Waarom is data over jongvee zo belangrijk?

“In de laatste twee weken van de dracht neemt door de groei van het kalf de eiwitbehoefte van de koe toe. In combinatie met een eiwitgehalte onder de behoefte zou dat een effect kunnen hebben op de laatste groeiaanzet van het kalf of de biestkwaliteit. Dit kan daarna leiden tot een verminderde weerstand bij de kalveren. Door de kalveren te wegen, de biestkwaliteit te meten en dit langs het eiwitgehalte in de droogstand te leggen, hopen we dit te monitoren.”

Hoe houd je de deelnemers gemotiveerd?

“Hoewel onze deelnemers aan Koe & Eiwit over het algemeen gemotiveerde veehouders zijn, is het in deze onzekere tijd, waarin er weinig of geen duidelijkheid is rondom regelgeving en beleid, een uitdaging om iedereen gemotiveerd te houden. Ik denk dat duidelijke communicatie hierbij een belangrijke rol kan spelen. Tegelijkertijd vind ik het soms lastig om te communiceren, nu er nog geen duidelijke conclusies zijn.
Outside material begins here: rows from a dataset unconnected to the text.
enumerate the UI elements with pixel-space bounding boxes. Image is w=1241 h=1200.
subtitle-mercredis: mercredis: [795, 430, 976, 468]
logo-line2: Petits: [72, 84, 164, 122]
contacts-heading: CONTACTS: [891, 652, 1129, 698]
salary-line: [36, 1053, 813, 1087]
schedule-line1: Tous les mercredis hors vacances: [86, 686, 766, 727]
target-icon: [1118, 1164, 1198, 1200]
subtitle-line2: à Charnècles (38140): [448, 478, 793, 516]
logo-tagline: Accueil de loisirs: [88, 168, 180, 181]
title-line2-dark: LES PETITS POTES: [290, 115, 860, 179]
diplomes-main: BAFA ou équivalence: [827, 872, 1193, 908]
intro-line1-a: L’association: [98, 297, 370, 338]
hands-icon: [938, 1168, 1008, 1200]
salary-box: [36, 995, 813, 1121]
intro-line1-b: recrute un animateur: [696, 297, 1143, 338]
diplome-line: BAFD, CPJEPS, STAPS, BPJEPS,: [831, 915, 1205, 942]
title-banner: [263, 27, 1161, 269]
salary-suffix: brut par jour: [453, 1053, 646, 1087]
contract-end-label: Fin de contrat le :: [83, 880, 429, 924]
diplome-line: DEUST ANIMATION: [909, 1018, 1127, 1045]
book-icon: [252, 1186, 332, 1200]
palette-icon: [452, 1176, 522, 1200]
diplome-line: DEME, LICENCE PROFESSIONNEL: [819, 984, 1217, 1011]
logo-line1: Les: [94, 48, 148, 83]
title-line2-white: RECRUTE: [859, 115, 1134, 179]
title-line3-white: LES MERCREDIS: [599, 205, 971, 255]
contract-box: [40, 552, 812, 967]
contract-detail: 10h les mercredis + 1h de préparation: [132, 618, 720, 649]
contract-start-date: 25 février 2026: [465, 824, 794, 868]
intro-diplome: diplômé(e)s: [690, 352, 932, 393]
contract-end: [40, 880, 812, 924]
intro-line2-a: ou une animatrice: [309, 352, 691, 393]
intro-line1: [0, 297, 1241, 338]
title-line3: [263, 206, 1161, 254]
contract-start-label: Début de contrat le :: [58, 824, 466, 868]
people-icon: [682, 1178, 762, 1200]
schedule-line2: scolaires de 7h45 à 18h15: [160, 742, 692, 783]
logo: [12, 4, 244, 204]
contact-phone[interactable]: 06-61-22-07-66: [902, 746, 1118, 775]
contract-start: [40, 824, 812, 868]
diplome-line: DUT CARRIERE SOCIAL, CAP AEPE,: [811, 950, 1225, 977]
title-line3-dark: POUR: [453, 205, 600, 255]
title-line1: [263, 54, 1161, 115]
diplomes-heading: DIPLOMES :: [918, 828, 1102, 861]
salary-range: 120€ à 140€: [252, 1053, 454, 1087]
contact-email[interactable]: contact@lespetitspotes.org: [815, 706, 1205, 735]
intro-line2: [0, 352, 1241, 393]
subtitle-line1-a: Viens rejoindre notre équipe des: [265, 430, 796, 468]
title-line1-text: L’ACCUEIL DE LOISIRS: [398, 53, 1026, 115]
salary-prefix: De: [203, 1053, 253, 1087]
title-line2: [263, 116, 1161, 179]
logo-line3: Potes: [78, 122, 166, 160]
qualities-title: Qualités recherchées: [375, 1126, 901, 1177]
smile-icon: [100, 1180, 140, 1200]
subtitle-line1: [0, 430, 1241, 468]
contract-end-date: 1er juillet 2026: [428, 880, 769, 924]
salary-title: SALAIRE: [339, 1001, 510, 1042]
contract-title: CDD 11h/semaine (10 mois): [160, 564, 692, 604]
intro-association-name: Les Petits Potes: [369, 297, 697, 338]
Het blijft daarom belangrijk om de boodschap van het verzamelen van waardevolle input onder de aandacht te blijven brengen bij de deelnemers. Dit doen we nu door interviews met experts en praktijkverhalen en de status van het onderzoek te delen. Zoals in dit interview. Ook de groepsbijeenkomsten helpen hierbij: melkveehouders ontmoeten elkaar fysiek op een bedrijf en wisselen kennis en ervaringen uit over de toegepaste maatregelen.”

Wat is volgens jou de ondergrens wat betreft RE en diergezondheid?

“Hier heb ik helaas geen eenduidig antwoord op. Momenteel ligt het gemiddelde ruw eiwitgehalte in Nederland nog rond de 165 gram, terwijl de sectorafspraak op 160 gram ligt. Bij de deelnemers aan Koe en Eiwit zien we nu bedrijven die het goed doen met een RE gehalte onder de 150 en zelfs lager. De variatie tussen bedrijven is groot. Hoe laag je kan gaan, hangt onder meer af van de grondsoort, intensiteit, maar een ras kan hier ook impact op hebben. Er zijn nog geen verbanden gelegd, maar mogelijk krijgen we hier volgend jaar meer inzicht in na een analyse van onze complete verzamelde dataset. Op basis van de bevindingen tot nu toe, durf ik wel te zeggen, dat wij eigenlijk nog geen signalen ten aanzien van de diergezondheid hebben ontvangen die direct gekoppeld kunnen worden aan het verlagen van het ruw eiwit in het rantsoen. Hierbij moet ik wel opmerken dat het gemiddelde ruw eiwitgehalte in het project nog niet onder de 155 ligt. Wat wel opvalt is dat de variatie tussen bedrijfsvoering en eiwitniveau erg groot is tussen de deelnemers. In het eerste kwartaal van 2025 hoop ik mijn eerste bevindingen te kunnen delen met de deelnemers.”